SMLBs entertain a subelytral mite (a mite that hangs out under the hard wing covers or elytra) and (the BugLady is treading very carefully here) the mite arrives as a kind of invertebrate STD. The mites are transmitted when the beetles copulate. Unlike some other parasites that may influence a host’s behavior, SMLBs seem unaffected by their mite load as long as the beetles are adequately nourished. Except that a male with a hefty mite load is more likely to try to interrupt a mating pair. As the researcher concluded—“parasitized beetles compensate for loss of fitness by increasing reproductive effort.” Which is good news for the mites.

Larger females lay more eggs, heavier eggs, and more successful eggs.

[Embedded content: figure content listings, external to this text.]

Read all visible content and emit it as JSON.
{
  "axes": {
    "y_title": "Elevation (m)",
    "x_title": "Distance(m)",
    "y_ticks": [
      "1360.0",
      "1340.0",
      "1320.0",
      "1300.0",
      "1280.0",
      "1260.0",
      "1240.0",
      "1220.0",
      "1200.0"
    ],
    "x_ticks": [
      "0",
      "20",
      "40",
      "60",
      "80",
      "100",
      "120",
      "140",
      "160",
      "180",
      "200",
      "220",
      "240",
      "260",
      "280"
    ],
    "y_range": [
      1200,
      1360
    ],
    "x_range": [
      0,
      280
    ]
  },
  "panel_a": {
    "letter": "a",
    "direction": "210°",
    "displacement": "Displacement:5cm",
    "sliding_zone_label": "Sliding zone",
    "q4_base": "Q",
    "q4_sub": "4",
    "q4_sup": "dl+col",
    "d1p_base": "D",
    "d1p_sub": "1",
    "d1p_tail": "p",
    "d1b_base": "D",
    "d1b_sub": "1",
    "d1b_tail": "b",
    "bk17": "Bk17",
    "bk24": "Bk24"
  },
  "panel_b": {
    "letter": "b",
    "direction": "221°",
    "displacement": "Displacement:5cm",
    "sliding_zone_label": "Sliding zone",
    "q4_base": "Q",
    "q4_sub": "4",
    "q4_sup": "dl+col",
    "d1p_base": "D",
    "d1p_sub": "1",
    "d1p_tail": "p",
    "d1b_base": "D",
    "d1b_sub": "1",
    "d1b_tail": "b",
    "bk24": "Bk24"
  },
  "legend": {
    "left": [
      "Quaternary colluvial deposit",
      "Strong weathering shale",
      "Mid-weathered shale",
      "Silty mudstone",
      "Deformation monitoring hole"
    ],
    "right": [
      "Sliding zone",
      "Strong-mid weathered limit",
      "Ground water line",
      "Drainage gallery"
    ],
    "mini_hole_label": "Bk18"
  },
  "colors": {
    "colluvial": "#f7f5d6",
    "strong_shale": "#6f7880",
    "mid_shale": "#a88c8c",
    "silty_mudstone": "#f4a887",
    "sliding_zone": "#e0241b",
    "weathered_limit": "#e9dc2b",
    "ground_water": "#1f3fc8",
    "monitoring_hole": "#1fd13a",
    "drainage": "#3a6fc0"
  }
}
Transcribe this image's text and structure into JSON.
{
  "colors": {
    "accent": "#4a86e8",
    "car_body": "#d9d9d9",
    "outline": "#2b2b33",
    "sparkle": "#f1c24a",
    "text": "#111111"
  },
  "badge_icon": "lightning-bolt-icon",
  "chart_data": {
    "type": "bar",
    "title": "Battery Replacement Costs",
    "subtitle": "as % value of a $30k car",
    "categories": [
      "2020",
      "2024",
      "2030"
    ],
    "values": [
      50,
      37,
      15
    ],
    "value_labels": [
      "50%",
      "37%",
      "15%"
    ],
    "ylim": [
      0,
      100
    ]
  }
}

P.S. BugFan Mike, who knows whereof he speaks, sent the following comments about last week’s Daddy Longlegs revision: The lip-locked DLLs are probably mating. Male DLLs, unlike spiders, have a penis, and they mate face-to-face. The voyeuristic DLLs may have been attracted by courtship pheromones. Wisconsin has about a dozen species of Harvestmen. BugFan Mike ID’d a number of the DLLs pictured in the episode; the DLL reclining with its belly on the leaf is an alien DLL Phalangium opilio, described by Linnaeus himself, in 1758. Students of DLLs prefer the term Opilionologists. Other Arachnologists tend to look down on Opilionologists.